Re: [PATCH 1/5] locking: Add rwsem_is_write_locked()

[Peter Zijlstra <peterz@infradead.org>]

On Fri, Sep 08, 2023 at 09:00:08AM +1000, Dave Chinner wrote:

> > Right, but if you're not the lock owner, your answer to the question is
> > a dice-roll, it might be locked, it might not be.
> 
> Except that the person writing the code knows the call chain that
> leads up to that code, and so they have a pretty good idea whether
> the object should be locked or not. If we are running that code, and
> the object is locked, then it's pretty much guaranteed that the
> owner of the lock is code that executed the check, because otherwise
> we have a *major lock implementation bug*.

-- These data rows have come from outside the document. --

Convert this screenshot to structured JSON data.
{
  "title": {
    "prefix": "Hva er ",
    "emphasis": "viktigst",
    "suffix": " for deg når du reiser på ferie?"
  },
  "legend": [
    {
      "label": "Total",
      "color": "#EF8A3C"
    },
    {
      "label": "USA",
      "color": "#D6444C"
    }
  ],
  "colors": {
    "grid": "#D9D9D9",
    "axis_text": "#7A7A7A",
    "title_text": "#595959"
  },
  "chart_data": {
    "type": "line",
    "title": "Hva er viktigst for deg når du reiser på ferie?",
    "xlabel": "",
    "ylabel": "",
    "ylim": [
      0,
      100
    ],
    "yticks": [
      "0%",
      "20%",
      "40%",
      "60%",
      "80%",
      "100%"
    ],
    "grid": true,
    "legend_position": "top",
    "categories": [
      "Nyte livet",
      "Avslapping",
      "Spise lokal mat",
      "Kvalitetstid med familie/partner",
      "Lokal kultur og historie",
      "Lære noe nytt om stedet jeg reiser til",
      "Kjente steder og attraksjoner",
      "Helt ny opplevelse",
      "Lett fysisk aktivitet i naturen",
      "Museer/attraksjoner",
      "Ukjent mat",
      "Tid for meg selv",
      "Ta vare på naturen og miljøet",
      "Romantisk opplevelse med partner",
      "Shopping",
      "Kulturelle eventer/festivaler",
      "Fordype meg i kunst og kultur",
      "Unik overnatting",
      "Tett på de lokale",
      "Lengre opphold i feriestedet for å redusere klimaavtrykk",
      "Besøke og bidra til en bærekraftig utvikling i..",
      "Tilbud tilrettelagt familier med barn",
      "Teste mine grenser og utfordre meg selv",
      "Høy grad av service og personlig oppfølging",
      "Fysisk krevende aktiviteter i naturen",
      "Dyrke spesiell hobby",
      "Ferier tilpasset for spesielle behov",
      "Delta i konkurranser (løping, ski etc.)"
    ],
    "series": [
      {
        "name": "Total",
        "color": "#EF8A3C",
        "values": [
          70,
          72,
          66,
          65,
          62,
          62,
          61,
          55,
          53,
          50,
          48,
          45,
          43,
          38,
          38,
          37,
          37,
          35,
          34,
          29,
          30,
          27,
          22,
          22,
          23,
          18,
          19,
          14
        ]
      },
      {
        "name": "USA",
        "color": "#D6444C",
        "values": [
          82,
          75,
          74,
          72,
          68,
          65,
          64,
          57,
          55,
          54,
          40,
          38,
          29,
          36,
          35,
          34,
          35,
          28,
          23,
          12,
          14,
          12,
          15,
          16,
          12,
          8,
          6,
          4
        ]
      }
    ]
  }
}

Agreed, and this is fine. However there's been some very creative
'use' of the _is_locked() class of functions in the past that did not
follow 'common' sense.

If all usage was: I should be holding this, lets check. I probably
wouldn't have this bad feeling about things.

> > Most devs should run with lockdep on when writing new code, and I know
> > the sanitizer robots run with lockdep on.
> > 
> > In general there seems to be a ton of lockdep on coverage.
> 
> *cough*
> 
> Bit locks, semaphores, and all sorts of other constructs for IO
> serialisation (like inode_dio_wait()) have no lockdep coverage at
> all. IOWs, large chunks of many filesystems, the VFS and the VM have
> little to no lockdep coverage at all.

True, however I was commenting on the assertion that vm code has
duplicate asserts with the implication that was because not a lot of
people run with lockdep on.

> > > we also have VM_BUG_ON_MM(!rwsem_is_write_locked(&mm->mmap_lock), mm)
> > > to give us a good assertion when lockdep is disabled.
> > 
> > Is that really worth it still? I mean, much of these assertions pre-date
> > lockdep.
> 
> And we're trying to propagate them because lockdep isn't a viable
> option for day to day testing of filesystems because of it's
> overhead vs how infrequently it finds new problems.

... in XFS. Lockdep avoids a giant pile of broken from entering the
kernel and the robots still report plenty.

> > > XFS has a problem with using lockdep in general, which is that a worker
> > > thread can be spawned and use the fact that the spawner is holding the
> > > lock.  There's no mechanism for the worker thread to ask "Does struct
> > > task_struct *p hold the lock?".
> > 
> > Will be somewhat tricky to make happen -- but might be doable. It is
> > however an interface that is *very* hard to use correctly. Basically I
> > think you want to also assert that your target task 'p' is blocked,
> > right?
> > 
> > That is: assert @p is blocked and holds @lock.
> 
> That addresses the immediate symptom; it doesn't address the large
> problem with lockdep and needing non-owner rwsem semantics.
> 
> i.e. synchronous task based locking models don't work for
> asynchronous multi-stage pipeline processing engines like XFS. The
> lock protects the data object and follows the data object through
> the processing pipeline, whilst the original submitter moves on to
> the next operation to processes without blocking.
> 
> This is the non-blocking, async processing model that io_uring
> development is pushing filesystems towards, so assuming that we only
> hand a lock to a single worker task and then wait for it complete
> (i.e. synchronous operation) flies in the face of current
> development directions...

I was looking at things from an interface abuse perspective. How easy is
it to do the wrong thing. As said, we've had a bunch of really dodgy
code with the _is_locked class of functions, hence my desire to find
something else.

As to the whole non-owner locking, yes, that's problematic. I'm not
convinced async operations require non-owner locking, at the same time I
do see that IO completions pose a challence.

Coming from the schedulability and real-time corner, non-owner locks are
a nightmare because of the inversions. So yeah, fun to be had I'm sure.